Et il faut croire que pour l’occasion, Sebastian a pris en considérations mes craintes les plus légitimes au moment de concocter sa playlist, car l’ensemble, à tort de transpirer la révolution, se voulait un poil plus original dans sa progression. Aux côtés des inévitables (« Cocotte » des Teenage Bad Girl, « &Down » ou « Frau » de Boys Noize, « Blue Monday » de New Order, « Waters of Nazareth » de Justice ou encore une poignée de remix par nos petits belges de Soulwax ), on retrouvera en effet une série de titres marquant par leur trop rares apparitions (« Smack My Bitch Up », « Killing In The Name of Sebastian » ou encore le hip-hop oldschool de Pharoahe Monch). Parsemez le tout d’un « Lower State of Consciousness » furibond et d’un tube de Surkin et vous obtenez sans plus de mal une machine à danser implacable. Le résultat est sans appel : la foule crie à tue-tête et se déhanche à s’en peter les lombaires. Mission accomplie pour lui.

Erol Alkan

Last but not least, on assistera finalement à la prestation du phénomène Erol Alkan, devenu intouchable au cours de ces dernières années au moyen de Dj set enflammés, fait de mash-up parfaitement domptés et d’énergie bâtarde à la pelle. Dans les faits, Erol nous gratifiera d’un son correct, assurant de bien belle manière le minimum requis pour déchaîner une foule de kids difficile à rassasier, n’atteignant toutefois pas les sommets qu’on a pu lui connaître dans ses apparitions antérieures. Malencontreusement, je fus contraint de quitter les lieux prématurément, laissant à l’histoire le soin de vous expliquer la suite.

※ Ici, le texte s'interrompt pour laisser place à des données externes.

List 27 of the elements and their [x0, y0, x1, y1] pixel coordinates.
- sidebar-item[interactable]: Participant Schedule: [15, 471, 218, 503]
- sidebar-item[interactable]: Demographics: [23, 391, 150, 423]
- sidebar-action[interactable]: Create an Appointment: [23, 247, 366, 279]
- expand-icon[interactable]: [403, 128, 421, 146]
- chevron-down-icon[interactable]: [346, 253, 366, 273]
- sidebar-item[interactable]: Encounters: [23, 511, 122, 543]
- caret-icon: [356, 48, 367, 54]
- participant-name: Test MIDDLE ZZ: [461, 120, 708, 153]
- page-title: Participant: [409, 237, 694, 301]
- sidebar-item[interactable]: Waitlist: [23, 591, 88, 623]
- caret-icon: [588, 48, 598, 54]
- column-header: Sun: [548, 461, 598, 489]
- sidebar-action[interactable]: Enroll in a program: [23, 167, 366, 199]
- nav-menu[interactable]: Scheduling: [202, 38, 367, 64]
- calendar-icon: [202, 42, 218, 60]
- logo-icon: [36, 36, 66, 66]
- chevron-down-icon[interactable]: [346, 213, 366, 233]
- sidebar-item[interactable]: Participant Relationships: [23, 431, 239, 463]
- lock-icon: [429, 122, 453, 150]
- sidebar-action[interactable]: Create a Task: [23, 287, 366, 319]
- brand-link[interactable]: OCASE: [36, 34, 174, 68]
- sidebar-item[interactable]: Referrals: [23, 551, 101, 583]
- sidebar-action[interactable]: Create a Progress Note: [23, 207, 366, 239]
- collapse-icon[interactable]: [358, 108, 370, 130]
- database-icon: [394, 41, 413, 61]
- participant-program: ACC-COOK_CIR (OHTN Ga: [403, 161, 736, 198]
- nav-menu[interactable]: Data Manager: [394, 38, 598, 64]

Sans réelle surprise, cette première édition des Transardentes remplit toutes ses promesses et séduit par une réelle fraîcheur quant à ses choix musicaux, se montrant ainsi à la hauteur de son grand frère festivalier. Le sérieux de l’entreprise et la qualité des artistes présents ce soir là suffiront amplement à séduire mon cœur de jeune loup, sur que ces Transardentes me reverront l’année prochaine.